Abstract

We investigate the design of a Mobile Edge Computing (MEC) system in which self-interested users minimize their own costs and a MEC service provider attempts to maximize its revenue. We introduce a third-party platform that works as an intermediary to facilitate the service transaction between the users and the provider. The platform collects MEC server information and discloses that to users; users rely on their user agent apps to place their application jobs on edge computing servers during their stay in the system. We propose a dynamic programming algorithm for a user to minimize his/her own cost and an efficient heuristic algorithm for the platform to minimize the cost of all users by optimally scheduling the admission of users' jobs and still allowing users to make independent optimal decisions.

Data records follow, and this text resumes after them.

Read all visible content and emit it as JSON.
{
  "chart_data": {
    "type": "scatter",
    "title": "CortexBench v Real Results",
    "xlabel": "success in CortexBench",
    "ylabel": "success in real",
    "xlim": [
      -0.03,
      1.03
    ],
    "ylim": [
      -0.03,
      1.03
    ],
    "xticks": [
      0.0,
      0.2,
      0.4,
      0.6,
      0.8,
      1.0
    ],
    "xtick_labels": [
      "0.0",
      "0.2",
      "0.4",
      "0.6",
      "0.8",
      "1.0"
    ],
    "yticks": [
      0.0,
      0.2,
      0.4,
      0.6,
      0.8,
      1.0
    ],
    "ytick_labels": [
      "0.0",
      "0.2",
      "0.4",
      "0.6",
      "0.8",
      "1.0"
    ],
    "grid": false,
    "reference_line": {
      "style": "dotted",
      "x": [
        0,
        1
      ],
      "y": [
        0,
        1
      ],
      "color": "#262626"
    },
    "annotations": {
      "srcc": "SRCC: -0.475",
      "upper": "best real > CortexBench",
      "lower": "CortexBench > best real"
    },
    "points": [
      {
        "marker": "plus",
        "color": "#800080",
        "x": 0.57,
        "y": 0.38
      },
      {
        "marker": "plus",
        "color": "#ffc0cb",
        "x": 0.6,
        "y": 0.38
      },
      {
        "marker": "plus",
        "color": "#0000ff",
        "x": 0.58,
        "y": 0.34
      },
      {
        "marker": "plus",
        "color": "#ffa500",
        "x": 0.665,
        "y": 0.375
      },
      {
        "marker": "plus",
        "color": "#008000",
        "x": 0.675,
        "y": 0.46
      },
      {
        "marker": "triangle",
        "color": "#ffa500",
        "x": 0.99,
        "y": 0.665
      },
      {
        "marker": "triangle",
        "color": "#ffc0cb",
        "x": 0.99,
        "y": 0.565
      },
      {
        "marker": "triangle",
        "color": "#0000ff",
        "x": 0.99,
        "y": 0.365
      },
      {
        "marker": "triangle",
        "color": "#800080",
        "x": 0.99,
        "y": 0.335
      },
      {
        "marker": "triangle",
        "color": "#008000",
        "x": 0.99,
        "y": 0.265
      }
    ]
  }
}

We have demonstrated the effectiveness of these algorithms via extensive simulations based on an empirical Google cloud dataset and a Web file dataset. Furthermore we model the interaction between users and a provider as a game, referred to as User-Provider Game. We find that when the provider always attempts to maximize its own revenue by adjusting the prices of edge servers, the interaction will lead to an unstable system with severe oscillation and degraded performance. To address the issue, we propose a better response algorithm for the provider which stabilizes the system and results in high performance. This paper sheds light on this important area of MEC, and points a promising direction to further investigate and design an effective MEC system of independent self-optimizing mobile users.